I love loudly. Always have.
Maybe it's the writer in me, or the actress in me, or the fact that I'm a youngest child, but for as long as I can remember, I've been the sort of person who loves big. I love big and I love outward, and there's not a person in the room who doesn't know when I love the person sitting beside me. Not a thing about me is subtle, not really. (Except maybe my passion for chain restaurants, because I'm fully aware of how lame and sad and Midwest it is to adore a place like Olive Garden. Still, I mean — the breadsticks.)
The point is, my love can sometimes be a bit deafening in its force, and I've found that it can be both comforting and terrifying, both reassuring and altogether paralyzing for a person to be on the other end of that loud kind of love. For a long time, I don't think I knew of anything different.
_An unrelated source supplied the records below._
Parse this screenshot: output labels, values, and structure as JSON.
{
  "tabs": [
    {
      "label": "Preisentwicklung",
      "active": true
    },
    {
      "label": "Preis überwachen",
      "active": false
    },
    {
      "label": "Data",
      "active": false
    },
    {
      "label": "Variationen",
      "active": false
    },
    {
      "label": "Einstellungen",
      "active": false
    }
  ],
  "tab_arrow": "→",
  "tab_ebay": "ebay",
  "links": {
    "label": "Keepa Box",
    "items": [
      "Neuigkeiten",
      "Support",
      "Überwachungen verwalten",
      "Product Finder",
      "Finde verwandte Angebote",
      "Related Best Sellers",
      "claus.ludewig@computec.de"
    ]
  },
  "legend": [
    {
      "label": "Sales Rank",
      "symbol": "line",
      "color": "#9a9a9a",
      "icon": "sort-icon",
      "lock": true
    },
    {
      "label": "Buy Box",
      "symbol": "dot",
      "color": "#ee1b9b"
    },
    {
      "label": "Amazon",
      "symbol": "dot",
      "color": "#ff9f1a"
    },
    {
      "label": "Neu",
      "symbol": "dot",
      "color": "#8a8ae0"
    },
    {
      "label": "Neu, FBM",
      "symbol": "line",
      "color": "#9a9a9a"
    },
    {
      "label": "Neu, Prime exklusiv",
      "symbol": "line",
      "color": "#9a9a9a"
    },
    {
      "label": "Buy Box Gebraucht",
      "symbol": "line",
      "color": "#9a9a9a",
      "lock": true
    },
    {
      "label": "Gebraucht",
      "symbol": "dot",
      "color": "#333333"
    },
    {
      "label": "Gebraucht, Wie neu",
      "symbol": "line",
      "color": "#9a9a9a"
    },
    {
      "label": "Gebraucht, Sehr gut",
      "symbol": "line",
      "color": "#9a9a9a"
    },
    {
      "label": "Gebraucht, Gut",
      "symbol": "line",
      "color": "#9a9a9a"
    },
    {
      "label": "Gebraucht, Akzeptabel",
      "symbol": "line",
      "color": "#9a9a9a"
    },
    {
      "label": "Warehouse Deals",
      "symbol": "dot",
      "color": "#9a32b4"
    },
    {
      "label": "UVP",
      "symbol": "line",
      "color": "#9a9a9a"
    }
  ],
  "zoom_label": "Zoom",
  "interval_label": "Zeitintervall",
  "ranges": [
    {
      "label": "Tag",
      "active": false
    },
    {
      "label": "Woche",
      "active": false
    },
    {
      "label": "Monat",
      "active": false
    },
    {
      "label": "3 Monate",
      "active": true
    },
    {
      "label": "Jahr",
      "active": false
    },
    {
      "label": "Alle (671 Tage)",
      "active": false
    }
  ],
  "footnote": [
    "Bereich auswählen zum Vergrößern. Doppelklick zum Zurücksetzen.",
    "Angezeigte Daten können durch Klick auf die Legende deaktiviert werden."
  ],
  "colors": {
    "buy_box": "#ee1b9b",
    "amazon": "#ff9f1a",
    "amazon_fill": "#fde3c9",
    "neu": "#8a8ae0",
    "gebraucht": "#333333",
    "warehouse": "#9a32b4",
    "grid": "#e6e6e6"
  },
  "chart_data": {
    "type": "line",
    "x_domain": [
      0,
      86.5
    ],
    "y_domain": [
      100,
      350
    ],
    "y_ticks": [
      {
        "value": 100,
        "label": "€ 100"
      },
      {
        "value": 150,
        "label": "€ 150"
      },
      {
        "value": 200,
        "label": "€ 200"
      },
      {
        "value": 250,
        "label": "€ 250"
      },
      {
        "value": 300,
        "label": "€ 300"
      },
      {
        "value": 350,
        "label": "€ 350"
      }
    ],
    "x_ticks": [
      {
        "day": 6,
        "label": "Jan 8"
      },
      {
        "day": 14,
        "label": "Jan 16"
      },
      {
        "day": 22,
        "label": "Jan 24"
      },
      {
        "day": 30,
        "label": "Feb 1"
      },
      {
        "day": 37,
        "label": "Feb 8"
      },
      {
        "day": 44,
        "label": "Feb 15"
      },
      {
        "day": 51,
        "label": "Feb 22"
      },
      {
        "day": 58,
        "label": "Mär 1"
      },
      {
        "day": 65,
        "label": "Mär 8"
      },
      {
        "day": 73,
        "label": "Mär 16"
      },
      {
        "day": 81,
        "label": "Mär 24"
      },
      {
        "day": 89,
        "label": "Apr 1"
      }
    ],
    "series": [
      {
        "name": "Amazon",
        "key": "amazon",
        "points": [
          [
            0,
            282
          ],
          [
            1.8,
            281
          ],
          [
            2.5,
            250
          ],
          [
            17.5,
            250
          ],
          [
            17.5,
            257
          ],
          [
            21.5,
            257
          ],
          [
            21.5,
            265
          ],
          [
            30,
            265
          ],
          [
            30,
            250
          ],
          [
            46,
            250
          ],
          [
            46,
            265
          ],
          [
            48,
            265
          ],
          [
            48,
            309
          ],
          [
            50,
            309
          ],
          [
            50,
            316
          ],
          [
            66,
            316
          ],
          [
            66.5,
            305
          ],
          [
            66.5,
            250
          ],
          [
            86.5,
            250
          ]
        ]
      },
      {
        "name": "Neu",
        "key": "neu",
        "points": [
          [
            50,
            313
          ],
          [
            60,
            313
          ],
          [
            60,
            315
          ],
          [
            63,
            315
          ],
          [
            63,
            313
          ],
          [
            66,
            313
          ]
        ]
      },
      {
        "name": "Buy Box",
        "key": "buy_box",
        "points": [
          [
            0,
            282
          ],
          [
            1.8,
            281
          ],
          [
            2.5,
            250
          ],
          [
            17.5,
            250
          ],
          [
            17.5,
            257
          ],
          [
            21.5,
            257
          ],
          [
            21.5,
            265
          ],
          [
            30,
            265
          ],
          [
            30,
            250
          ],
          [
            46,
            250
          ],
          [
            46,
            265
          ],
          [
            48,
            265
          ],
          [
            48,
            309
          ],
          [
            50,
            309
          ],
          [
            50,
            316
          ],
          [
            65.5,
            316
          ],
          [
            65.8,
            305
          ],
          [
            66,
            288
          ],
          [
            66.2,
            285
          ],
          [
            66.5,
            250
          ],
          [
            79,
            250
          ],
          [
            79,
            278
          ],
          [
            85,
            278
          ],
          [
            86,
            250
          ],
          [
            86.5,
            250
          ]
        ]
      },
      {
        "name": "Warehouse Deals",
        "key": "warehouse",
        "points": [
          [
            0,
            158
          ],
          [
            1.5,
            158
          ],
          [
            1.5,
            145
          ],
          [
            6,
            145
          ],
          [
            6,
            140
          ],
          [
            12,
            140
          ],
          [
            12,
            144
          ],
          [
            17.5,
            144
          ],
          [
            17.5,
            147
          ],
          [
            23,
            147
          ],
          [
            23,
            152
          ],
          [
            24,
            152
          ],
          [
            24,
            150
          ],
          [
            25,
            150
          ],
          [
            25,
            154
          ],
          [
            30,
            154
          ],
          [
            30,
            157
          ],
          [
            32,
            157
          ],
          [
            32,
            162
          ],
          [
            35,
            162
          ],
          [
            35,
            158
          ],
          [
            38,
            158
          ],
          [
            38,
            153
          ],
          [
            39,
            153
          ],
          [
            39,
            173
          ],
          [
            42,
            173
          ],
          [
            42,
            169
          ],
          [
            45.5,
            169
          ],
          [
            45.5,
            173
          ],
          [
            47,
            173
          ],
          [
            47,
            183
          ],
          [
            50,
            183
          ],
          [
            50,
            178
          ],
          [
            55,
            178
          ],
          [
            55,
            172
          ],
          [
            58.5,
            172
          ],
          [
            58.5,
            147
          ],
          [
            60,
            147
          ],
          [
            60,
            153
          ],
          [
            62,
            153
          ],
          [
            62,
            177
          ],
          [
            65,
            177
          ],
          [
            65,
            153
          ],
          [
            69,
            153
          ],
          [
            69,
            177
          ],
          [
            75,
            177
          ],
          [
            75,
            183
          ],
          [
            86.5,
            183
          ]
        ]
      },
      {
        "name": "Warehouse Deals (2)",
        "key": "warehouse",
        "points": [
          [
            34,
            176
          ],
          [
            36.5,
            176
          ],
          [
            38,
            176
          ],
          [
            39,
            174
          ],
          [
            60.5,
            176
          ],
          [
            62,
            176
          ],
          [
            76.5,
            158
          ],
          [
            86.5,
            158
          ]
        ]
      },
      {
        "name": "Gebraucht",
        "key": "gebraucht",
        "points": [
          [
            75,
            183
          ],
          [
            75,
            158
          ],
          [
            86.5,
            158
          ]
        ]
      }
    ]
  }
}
I'm fortunate enough to have over-the-top, outrageously giving parents who show their love in everyday Post Its on the bathroom mirror, in rooms filled with balloons, and in giant posters that say "You did it!" at every finish line, literally and figuratively. To love, I learned early on, was to say it. To do it.
Every day there was a note, and with every good grade or well-played game, there was a dinner of your choosing — that's the way it worked for our family. And don't even get me started on birthdays.
Buoyed by loud love in all its noisy, chaotic glory, it's now the only way I know to be. Sometimes I find that it's a strength, and other times I know it to be unnecessary — cloying, even, and in the wrong hands, a bit selfish. It's sort of magnificent, though, to know love like that. An obvious, palpable love.
Of course, of course I married Radley. My husband loves quietly, confidently, and with such good, true intention that it sort of knocks the wind out of you. His quiet love, it sneaks into the way he listens, rapt, and the way he can calm a person, any person, and the way he pours your coffee into the better mug, although you know he'd rather have it for himself. You can make out Radley's love in how he laughs quickly and forgives easily. How he comforts. It's found in his knowing smile, in how he looks at you when you're laughing, his eyes crinkling at the corners while a light spreads itself across his face.
I admire it — quiet love. There's something to be said for feelings that don't need to be shouted, for the steady, everyday love that's all the more powerful in its sweet, barely-there whisper.